Attorney Thomas Fiorentino ()
Manchester lawyer Thomas Fiorentino noticed the trend before a lot of others did.
It really started a decade or so ago, he says, and the pace picked up about five years ago. More and more parties in family law cases were trying to represent themselves. “People seem to think that they can get all the answers off the Internet,” Fiorentino said. “People don’t have the money. All the forms are there on the web, and they just try to do it themselves.”
Sometimes, however, they just end up making things worse. And that’s where Fiorentino has often stepped in, to offer a little friendly guidance at no charge. “We get tapped on the shoulder,” he said, referring how judges will ask lawyers if they can help someone who needs legal help. “You kind of do this stuff without thinking… You are there, you offer your services.”
The judges in the Tolland Judicial District have tapped Fiorentino again, this time for an honor. He is one of more than a dozen lawyers being recognized for their pro bono efforts by the Judicial Branch and administrative judges in the state’s judicial districts. Fiorentino and the others will be invited to the Law Tribune’s Honors Night in June.
Fiorentino is quick to deflect credit, instead praising his law partners who have understood his desire to perform extra pro bono work and a law firm staff that does a lot of the “heavy lifting.”

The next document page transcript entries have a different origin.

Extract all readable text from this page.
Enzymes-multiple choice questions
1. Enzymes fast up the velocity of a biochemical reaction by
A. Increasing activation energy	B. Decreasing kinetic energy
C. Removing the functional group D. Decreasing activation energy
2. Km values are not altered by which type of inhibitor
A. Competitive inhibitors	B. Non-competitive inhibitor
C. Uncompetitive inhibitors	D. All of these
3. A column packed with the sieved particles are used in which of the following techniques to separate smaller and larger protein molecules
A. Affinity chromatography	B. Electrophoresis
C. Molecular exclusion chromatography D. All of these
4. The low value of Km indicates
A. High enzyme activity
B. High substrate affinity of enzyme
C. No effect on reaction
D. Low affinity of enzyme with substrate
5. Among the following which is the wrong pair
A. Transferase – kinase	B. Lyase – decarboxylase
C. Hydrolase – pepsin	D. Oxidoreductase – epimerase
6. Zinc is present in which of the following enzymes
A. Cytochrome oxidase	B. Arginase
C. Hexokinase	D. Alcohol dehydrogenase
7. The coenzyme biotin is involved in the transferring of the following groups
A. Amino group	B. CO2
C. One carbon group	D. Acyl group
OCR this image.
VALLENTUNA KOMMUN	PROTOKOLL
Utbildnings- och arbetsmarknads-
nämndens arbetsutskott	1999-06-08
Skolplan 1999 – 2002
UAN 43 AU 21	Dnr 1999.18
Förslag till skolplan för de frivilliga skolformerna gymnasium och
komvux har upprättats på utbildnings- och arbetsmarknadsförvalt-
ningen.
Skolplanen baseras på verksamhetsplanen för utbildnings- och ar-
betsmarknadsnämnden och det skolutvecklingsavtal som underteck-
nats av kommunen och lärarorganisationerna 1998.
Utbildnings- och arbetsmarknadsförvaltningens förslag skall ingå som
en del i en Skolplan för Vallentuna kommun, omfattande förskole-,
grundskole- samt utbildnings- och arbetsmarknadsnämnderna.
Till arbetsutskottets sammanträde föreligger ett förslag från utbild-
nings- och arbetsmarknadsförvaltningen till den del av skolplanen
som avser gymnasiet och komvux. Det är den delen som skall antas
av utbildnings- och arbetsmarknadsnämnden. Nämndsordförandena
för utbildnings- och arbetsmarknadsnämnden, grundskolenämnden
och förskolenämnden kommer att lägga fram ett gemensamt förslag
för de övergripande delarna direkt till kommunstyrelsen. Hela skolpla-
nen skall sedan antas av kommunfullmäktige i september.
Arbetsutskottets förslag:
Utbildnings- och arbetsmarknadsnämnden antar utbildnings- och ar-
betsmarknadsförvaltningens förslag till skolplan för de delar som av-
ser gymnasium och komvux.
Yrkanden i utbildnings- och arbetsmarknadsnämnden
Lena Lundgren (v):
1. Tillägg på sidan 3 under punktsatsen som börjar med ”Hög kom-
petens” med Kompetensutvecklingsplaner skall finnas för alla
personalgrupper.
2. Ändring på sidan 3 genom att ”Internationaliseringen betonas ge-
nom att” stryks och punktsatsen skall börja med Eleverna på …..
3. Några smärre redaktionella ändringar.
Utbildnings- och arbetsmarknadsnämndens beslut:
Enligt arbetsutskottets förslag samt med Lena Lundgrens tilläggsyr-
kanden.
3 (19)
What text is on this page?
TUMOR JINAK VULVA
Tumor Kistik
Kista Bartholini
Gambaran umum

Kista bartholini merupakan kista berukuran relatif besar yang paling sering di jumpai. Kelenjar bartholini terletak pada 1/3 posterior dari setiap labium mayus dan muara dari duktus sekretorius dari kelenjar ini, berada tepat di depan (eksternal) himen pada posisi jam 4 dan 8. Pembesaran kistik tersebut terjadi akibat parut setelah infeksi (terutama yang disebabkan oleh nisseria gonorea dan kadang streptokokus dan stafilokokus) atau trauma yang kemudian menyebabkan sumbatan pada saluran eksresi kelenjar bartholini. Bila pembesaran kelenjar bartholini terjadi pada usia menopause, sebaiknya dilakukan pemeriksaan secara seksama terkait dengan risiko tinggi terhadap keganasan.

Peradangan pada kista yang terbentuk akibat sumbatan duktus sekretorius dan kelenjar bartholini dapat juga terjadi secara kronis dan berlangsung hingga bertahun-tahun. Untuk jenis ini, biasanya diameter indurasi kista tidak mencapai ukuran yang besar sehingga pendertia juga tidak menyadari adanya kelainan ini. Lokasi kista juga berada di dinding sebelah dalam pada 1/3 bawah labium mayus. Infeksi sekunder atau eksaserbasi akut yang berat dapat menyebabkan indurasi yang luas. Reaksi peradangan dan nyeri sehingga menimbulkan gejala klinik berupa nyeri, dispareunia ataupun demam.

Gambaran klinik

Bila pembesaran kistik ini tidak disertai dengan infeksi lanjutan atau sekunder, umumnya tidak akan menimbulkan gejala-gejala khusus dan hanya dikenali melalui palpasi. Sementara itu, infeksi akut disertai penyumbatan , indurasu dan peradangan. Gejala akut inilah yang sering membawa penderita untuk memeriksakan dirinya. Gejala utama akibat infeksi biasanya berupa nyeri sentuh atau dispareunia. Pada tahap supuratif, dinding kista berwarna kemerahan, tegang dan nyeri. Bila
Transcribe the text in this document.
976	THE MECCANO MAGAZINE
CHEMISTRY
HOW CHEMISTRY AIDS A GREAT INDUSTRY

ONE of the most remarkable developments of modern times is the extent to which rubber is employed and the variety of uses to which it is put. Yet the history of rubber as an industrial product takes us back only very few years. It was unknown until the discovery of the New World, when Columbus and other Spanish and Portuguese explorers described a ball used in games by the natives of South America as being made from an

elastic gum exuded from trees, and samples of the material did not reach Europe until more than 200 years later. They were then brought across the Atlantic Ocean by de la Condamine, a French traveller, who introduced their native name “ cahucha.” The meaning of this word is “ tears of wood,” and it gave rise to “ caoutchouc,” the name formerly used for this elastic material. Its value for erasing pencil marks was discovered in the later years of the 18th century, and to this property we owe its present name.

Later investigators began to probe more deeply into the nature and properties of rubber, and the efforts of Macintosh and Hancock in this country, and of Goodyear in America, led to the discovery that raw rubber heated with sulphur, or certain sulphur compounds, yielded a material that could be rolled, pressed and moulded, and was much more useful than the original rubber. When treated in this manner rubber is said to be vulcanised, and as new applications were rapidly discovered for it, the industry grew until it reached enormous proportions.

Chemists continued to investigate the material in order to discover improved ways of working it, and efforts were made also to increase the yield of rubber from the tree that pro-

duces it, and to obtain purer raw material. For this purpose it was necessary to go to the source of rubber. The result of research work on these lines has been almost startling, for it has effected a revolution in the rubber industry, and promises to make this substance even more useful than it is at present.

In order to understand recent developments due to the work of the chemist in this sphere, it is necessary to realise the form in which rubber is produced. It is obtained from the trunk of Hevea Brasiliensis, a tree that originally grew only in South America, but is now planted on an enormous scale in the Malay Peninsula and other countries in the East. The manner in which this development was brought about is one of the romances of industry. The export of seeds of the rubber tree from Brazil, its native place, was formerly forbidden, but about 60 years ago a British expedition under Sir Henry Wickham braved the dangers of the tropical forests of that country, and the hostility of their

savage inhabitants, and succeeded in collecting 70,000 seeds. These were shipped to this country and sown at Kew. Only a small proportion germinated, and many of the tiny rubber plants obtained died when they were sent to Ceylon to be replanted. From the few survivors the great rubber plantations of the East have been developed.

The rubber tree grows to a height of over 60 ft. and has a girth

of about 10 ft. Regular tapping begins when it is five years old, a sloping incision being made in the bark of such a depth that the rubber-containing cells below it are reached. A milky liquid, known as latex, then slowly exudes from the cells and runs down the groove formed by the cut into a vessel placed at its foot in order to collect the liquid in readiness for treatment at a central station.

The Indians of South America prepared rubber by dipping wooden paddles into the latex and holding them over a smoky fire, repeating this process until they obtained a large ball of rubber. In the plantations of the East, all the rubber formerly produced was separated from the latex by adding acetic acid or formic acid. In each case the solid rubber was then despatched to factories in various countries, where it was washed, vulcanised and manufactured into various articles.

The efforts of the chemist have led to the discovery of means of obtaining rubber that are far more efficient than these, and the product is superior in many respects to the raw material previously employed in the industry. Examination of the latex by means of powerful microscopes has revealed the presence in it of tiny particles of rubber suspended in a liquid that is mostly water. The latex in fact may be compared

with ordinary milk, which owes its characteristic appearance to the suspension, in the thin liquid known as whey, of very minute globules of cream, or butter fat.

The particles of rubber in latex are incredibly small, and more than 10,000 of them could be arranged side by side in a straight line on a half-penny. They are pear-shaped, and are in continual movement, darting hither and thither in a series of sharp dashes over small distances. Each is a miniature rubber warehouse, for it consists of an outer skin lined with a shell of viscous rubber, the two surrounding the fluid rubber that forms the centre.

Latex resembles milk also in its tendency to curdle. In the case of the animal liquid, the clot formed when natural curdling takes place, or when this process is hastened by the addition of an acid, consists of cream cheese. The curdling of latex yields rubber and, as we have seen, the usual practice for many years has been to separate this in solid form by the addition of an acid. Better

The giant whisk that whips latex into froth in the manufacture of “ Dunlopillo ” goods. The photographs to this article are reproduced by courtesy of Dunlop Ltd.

“The members of the local Tolland County bar are quite generous with their time and pretty much to a person we all do pro bono work. I was honored to receive the award but there are many others who, at least in my opinion, may be more deserving,” he said. “None of us are looking for a pat on the back. It’s just what we do.”
Fiorentino was a political science major at Fairfield University and then attended St. John’s Law School.
A general practitioner since 1982, Fiorentino started out at a small firm in Manchester, Marte and Keith, and then moved on to Fiorentino, Howard & Petrone. In addition to family law, he also practices criminal defense law, real estate and simple estate planning. “We all do a little bit of everything,” Fiorentino said. “I do a lot of things most people don’t want to do.”
Starting out, he handled a significant amount of juvenile court and probate court work. “Early on I had my name on just about every list for court-appointed type work. There is a large element of pro bono work that stems from those court appointments and often times one thing would lead to another,” Fiorentino said. “Since then I have continued to do my share of pro bono work, most of which comes at the request of a judge who may have a need to have a lawyer represent a party for such things as contempt [charges] or even modifications of court orders.”
Until recently, he also did significant pro bono work in the probate courts. But a former law partner, Michael Darby, was recently elected Andover’s probate judge and Fiorentino says he’ll avoid future appointments so there’s no appearance of a conflict of interest.
So his pro bono focus is on family court, where he says he represents a fair amount of people facing contempt of court for not paying child support. “You may represent someone on a contempt case because there’s a possibility of incarceration,” he said. “If that’s the case, the person is entitled to counsel.”
Fiorentino did note that the work is not always the most pleasant. “As lawyers, when you help somebody, there’s always someone who is unhappy. It’s a profession where you realize you can’t please everyone all the time,” Fiorentino said.
Judge Holly Abery-Wetstone said Fiorentino will sometimes even turn potential paydays into pro bono matters.
In a recent case, a divorcing couple was arguing over payment of legal fees. They came to an agreement only after Fiorentino told them “he would waive his fees for the day,” Abery-Wetstone said. “It’s not the first time he’s done that.”
Fiorentino also volunteers as a special master, mediating cases in Tolland Superior Court in Rockville or in Middletown’s Regional Family Trial Docket. He also mediates on a less formal basis, working with the court system’s family relations officers.
Then there is the advice he gives to pro se parties who find the web doesn’t have all the answers for a do-it-yourself divorce.
“A complicated issue to the pro se party may not be a complicated issue” for a lawyer, he said. “I mean, I think family law just screams for assistance because there are so many self-represented parties in family court.”